In 1980, Mr. Harris established Jubilee Baltimore Inc., a nonprofit developer of housing for low- and moderate-income families in the Butchers Hill and Upper Fells Point areas of East Baltimore. A few years later, he founded Jubilee Jobs, a placement service for the unemployed.

"First and foremost, he was an extraordinary person," said Charles B. Duff, president of Jubilee Baltimore, who described Mr. Harris as "not garrulous, a quiet and urbane man."

"At the age of 60, Neal realized that his business skills were transferable and he applied them to working with the poor in seeking housing for them," Mr. Duff said. "He built housing for 155 families and was at work on housing for another 150 families when he died. He also led us into the area of finding jobs for the unemployed and to that end created Jubilee Jobs, which has found employment for 1,900 people."

He said Mr. Harris often reminded the staff that a person had two basic needs: a decent place to live and a job.

"He used to say, 'If you don't have these two things, you're going to be dependent,' " Mr. Duff said.

Mr. Harris was a religious man who detested elitism. While a student at Princeton University in the late 1930s, where he was president of the Cap and Gown campus club, he insisted that no student be without the opportunity to join a club. The university's Intercollegiate Council concurred and promulgated the change.

He was born in Atlanta and moved to Baltimore as a child. He graduated from Gilman School in 1937 and from Princeton in 1941.

In 1945, after serving with the Army Air Forces during World War II, he married the former Mary Tomlin of Statesville, N.C., and the couple settled in Baltimore, where they became members of Brown Memorial Park Avenue United Presbyterian Church, then under the direction of the Rev. Guthrie Speers.
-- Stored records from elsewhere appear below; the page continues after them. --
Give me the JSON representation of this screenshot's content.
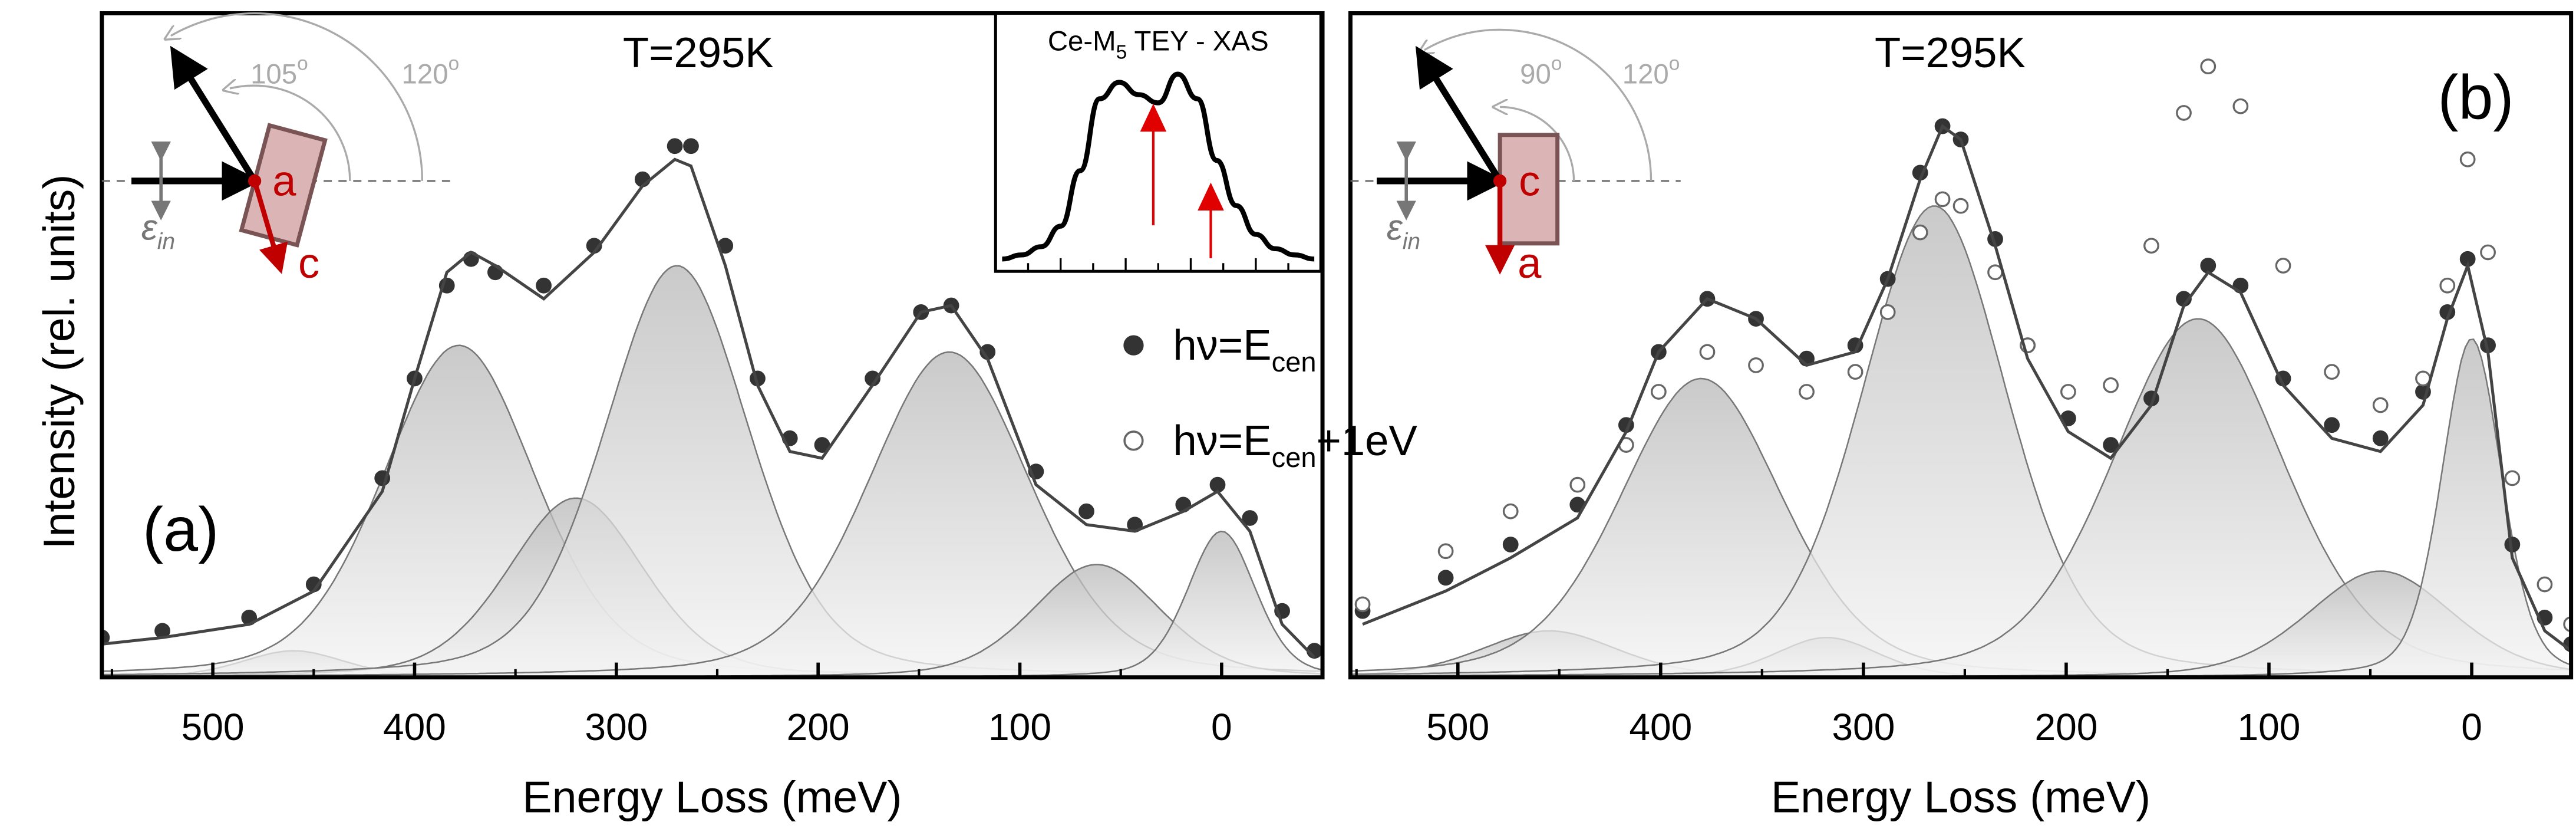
{
  "chart_data": [
    {
      "type": "scatter",
      "panel_label": "(a)",
      "temperature": "T=295K",
      "xlabel": "Energy Loss (meV)",
      "ylabel": "Intensity (rel. units)",
      "xlim": [
        555,
        -50
      ],
      "ylim": [
        0,
        100
      ],
      "xticks": [
        500,
        400,
        300,
        200,
        100,
        0
      ],
      "xminorticks": [
        550,
        450,
        350,
        250,
        150,
        50
      ],
      "x": [
        555,
        525,
        482,
        450,
        416,
        400,
        384,
        372,
        360,
        336,
        311,
        287,
        271,
        263,
        246,
        230,
        214,
        198,
        173,
        149,
        134,
        116,
        92,
        67,
        43,
        19,
        2,
        -14,
        -30,
        -46
      ],
      "series": [
        {
          "style": "filled",
          "color": "#333333",
          "values": [
            6,
            7,
            9,
            14,
            30,
            45,
            59,
            63,
            61,
            59,
            65,
            75,
            80,
            80,
            65,
            45,
            36,
            35,
            45,
            55,
            56,
            49,
            31,
            25,
            23,
            26,
            29,
            24,
            10,
            4
          ]
        },
        {
          "style": "line",
          "color": "#444444",
          "values": [
            5,
            6,
            8,
            13,
            28,
            45,
            61,
            64,
            62,
            57,
            64,
            74,
            78,
            77,
            62,
            44,
            34,
            33,
            44,
            55,
            56,
            48,
            29,
            23,
            22,
            25,
            28,
            22,
            8,
            3
          ]
        }
      ],
      "components": [
        {
          "center": 460,
          "height": 4,
          "width": 60
        },
        {
          "center": 378,
          "height": 50,
          "width": 90
        },
        {
          "center": 320,
          "height": 27,
          "width": 80
        },
        {
          "center": 270,
          "height": 62,
          "width": 85
        },
        {
          "center": 135,
          "height": 49,
          "width": 95
        },
        {
          "center": 62,
          "height": 17,
          "width": 75
        },
        {
          "center": 0,
          "height": 22,
          "width": 40
        }
      ],
      "angles": [
        {
          "text": "105",
          "sup": "o"
        },
        {
          "text": "120",
          "sup": "o"
        }
      ],
      "crystal": {
        "in_plane": "a",
        "out_plane": "c",
        "polarization": "ε",
        "polarization_sub": "in"
      }
    },
    {
      "type": "scatter",
      "panel_label": "(b)",
      "temperature": "T=295K",
      "xlabel": "Energy Loss (meV)",
      "xlim": [
        553,
        -49
      ],
      "ylim": [
        0,
        100
      ],
      "xticks": [
        500,
        400,
        300,
        200,
        100,
        0
      ],
      "xminorticks": [
        550,
        450,
        350,
        250,
        150,
        50
      ],
      "x": [
        547,
        506,
        474,
        441,
        417,
        401,
        377,
        353,
        328,
        304,
        288,
        272,
        261,
        252,
        235,
        219,
        199,
        178,
        158,
        142,
        130,
        114,
        93,
        69,
        45,
        24,
        12,
        2,
        -8,
        -20,
        -36,
        -49
      ],
      "series": [
        {
          "style": "filled",
          "color": "#333333",
          "name": "hν=E",
          "name_sub": "cen",
          "values": [
            10,
            15,
            20,
            26,
            38,
            49,
            57,
            54,
            48,
            50,
            60,
            76,
            83,
            81,
            66,
            50,
            39,
            35,
            42,
            57,
            62,
            59,
            45,
            38,
            36,
            43,
            55,
            63,
            50,
            20,
            9,
            5
          ]
        },
        {
          "style": "open",
          "color": "#666666",
          "name": "hν=E",
          "name_sub": "cen",
          "name_after": "+1eV",
          "values": [
            11,
            19,
            25,
            29,
            35,
            43,
            49,
            47,
            43,
            46,
            55,
            67,
            72,
            71,
            61,
            50,
            43,
            44,
            65,
            85,
            92,
            86,
            62,
            46,
            41,
            45,
            59,
            78,
            64,
            30,
            14,
            8
          ]
        },
        {
          "style": "line",
          "color": "#444444",
          "values": [
            8,
            13,
            18,
            24,
            37,
            49,
            57,
            54,
            47,
            49,
            60,
            75,
            83,
            81,
            65,
            48,
            37,
            33,
            41,
            56,
            61,
            58,
            44,
            36,
            34,
            41,
            54,
            62,
            49,
            18,
            7,
            4
          ]
        }
      ],
      "components": [
        {
          "center": 455,
          "height": 7,
          "width": 80
        },
        {
          "center": 380,
          "height": 45,
          "width": 95
        },
        {
          "center": 318,
          "height": 6,
          "width": 60
        },
        {
          "center": 265,
          "height": 71,
          "width": 85
        },
        {
          "center": 135,
          "height": 54,
          "width": 100
        },
        {
          "center": 45,
          "height": 16,
          "width": 85
        },
        {
          "center": 0,
          "height": 51,
          "width": 35
        }
      ],
      "angles": [
        {
          "text": "90",
          "sup": "o"
        },
        {
          "text": "120",
          "sup": "o"
        }
      ],
      "crystal": {
        "in_plane": "c",
        "out_plane": "a",
        "polarization": "ε",
        "polarization_sub": "in"
      }
    }
  ],
  "inset": {
    "title": "Ce-M",
    "title_sub": "5",
    "title_after": " TEY - XAS",
    "values": [
      2,
      4,
      8,
      18,
      45,
      80,
      88,
      82,
      78,
      92,
      80,
      50,
      28,
      14,
      7,
      4,
      2
    ],
    "ylim": [
      0,
      100
    ]
  }
}
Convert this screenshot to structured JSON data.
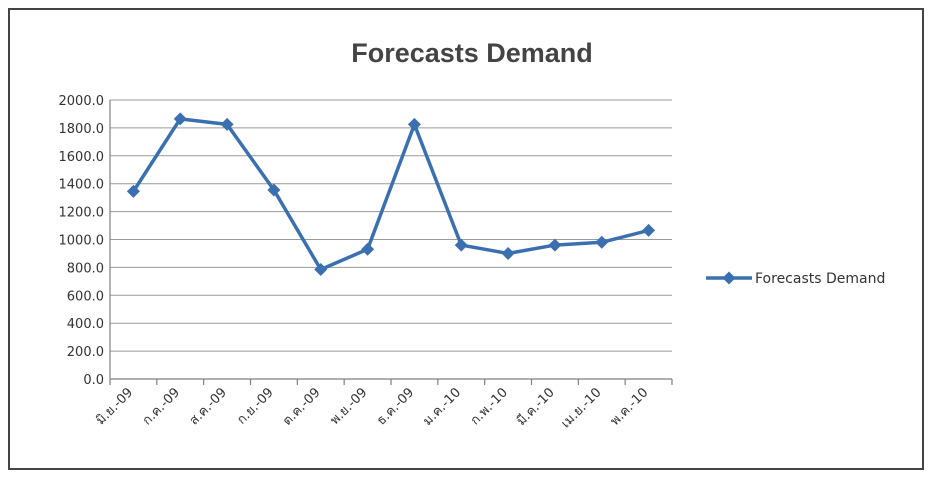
{
  "chart_data": {
    "type": "line",
    "title": "Forecasts Demand",
    "categories": [
      "มิ.ย.-09",
      "ก.ค.-09",
      "ส.ค.-09",
      "ก.ย.-09",
      "ต.ค.-09",
      "พ.ย.-09",
      "ธ.ค.-09",
      "ม.ค.-10",
      "ก.พ.-10",
      "มี.ค.-10",
      "เม.ย.-10",
      "พ.ค.-10"
    ],
    "series": [
      {
        "name": "Forecasts Demand",
        "values": [
          1345,
          1865,
          1825,
          1355,
          785,
          930,
          1825,
          960,
          900,
          960,
          980,
          1065
        ],
        "color": "#3a70b0"
      }
    ],
    "ylim": [
      0,
      2000
    ],
    "yticks": [
      "0.0",
      "200.0",
      "400.0",
      "600.0",
      "800.0",
      "1000.0",
      "1200.0",
      "1400.0",
      "1600.0",
      "1800.0",
      "2000.0"
    ],
    "grid": true,
    "legend_position": "right",
    "marker": "diamond"
  }
}
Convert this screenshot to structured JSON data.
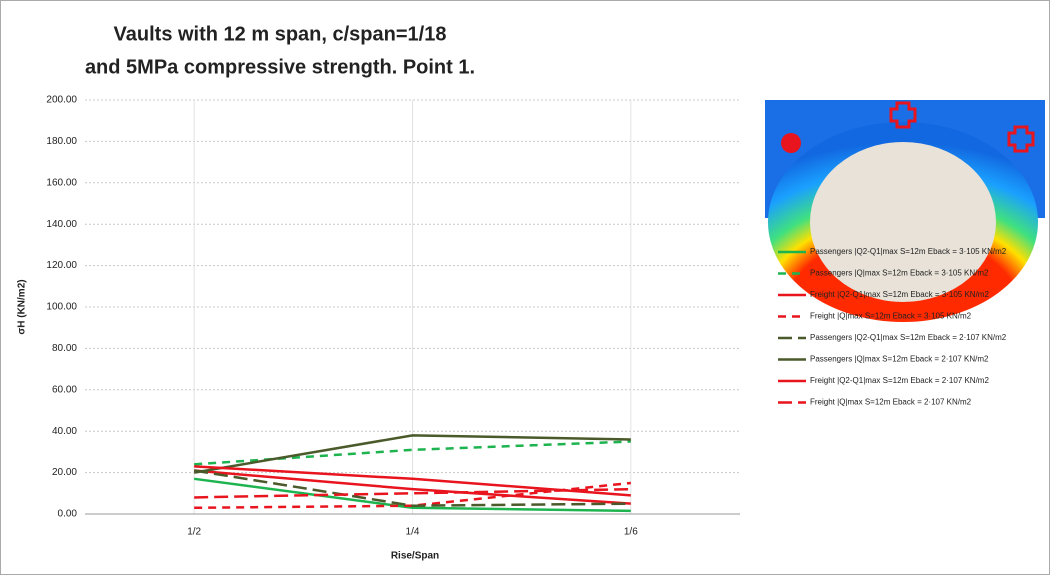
{
  "chart_data": {
    "type": "line",
    "title": [
      "Vaults with 12 m span,  c/span=1/18",
      "and 5MPa compressive strength. Point 1."
    ],
    "x_label": "Rise/Span",
    "y_label": "σH (KN/m2)",
    "categories": [
      "1/2",
      "1/4",
      "1/6"
    ],
    "ylim": [
      0,
      200
    ],
    "yticks": [
      {
        "value": 0,
        "label": "0.00"
      },
      {
        "value": 20,
        "label": "20.00"
      },
      {
        "value": 40,
        "label": "40.00"
      },
      {
        "value": 60,
        "label": "60.00"
      },
      {
        "value": 80,
        "label": "80.00"
      },
      {
        "value": 100,
        "label": "100.00"
      },
      {
        "value": 120,
        "label": "120.00"
      },
      {
        "value": 140,
        "label": "140.00"
      },
      {
        "value": 160,
        "label": "160.00"
      },
      {
        "value": 180,
        "label": "180.00"
      },
      {
        "value": 200,
        "label": "200.00"
      }
    ],
    "grid": true,
    "series": [
      {
        "name": "Passengers |Q2-Q1|max S=12m Eback = 3·105 KN/m2",
        "color": "#1db34f",
        "dash": "solid",
        "values": [
          17,
          3,
          1.5
        ]
      },
      {
        "name": "Passengers |Q|max S=12m Eback = 3·105 KN/m2",
        "color": "#1db34f",
        "dash": "dashed",
        "values": [
          24,
          31,
          35
        ]
      },
      {
        "name": "Freight |Q2-Q1|max S=12m Eback = 3·105 KN/m2",
        "color": "#e8141e",
        "dash": "solid",
        "values": [
          21,
          12,
          5
        ]
      },
      {
        "name": "Freight |Q|max S=12m Eback = 3·105 KN/m2",
        "color": "#e8141e",
        "dash": "dashed",
        "values": [
          3,
          4,
          15
        ]
      },
      {
        "name": "Passengers |Q2-Q1|max S=12m Eback = 2·107 KN/m2",
        "color": "#4a5a2a",
        "dash": "longdash",
        "values": [
          21,
          4,
          5
        ]
      },
      {
        "name": "Passengers |Q|max S=12m Eback = 2·107 KN/m2",
        "color": "#4a5a2a",
        "dash": "solid",
        "values": [
          20,
          38,
          36
        ]
      },
      {
        "name": "Freight |Q2-Q1|max S=12m Eback = 2·107 KN/m2",
        "color": "#e8141e",
        "dash": "solid",
        "values": [
          23,
          17,
          9
        ]
      },
      {
        "name": "Freight |Q|max S=12m Eback = 2·107 KN/m2",
        "color": "#e8141e",
        "dash": "longdash",
        "values": [
          8,
          10,
          12
        ]
      }
    ]
  }
}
"As young people, Dr. Speers involved us in social issues that led to the breaking down of color barriers and wanted us to think of justice and what we could do personally to help. It was an awakening," said Mrs. Harris, known as Normie, who as a young girl growing up in the South during the 1930s openly questioned segregation.

During the early 1960s, Mr. Harris began a lasting friendship with James Rouse, who at that time was starting to develop Columbia. Mr. Harris helped found one of Columbia's first churches, known as the Kittamaqundi Community. For the past 20 years, he was a member of St. John Episcopal Church in Worthington Valley.

A memorial service will be held at 10:30 a.m. today at Episcopal Church of the Redeemer, 5603 N. Charles St.

Other survivors include two sons, B. Neal Harris III of Newton, Mass., and Peter T. Harris of Charlotte, N.C.; three daughters, Mallory Harris Kubicek of Ellicott City and Mary Katherine Harris and Margaret Moore Harris, both of New York; a niece, Margot Clark Wright of Santa Fe, N.M.; and six grandchildren.

Memorial donations may be made to Jubilee Baltimore, 2000 E. Lombard St., Baltimore 21231.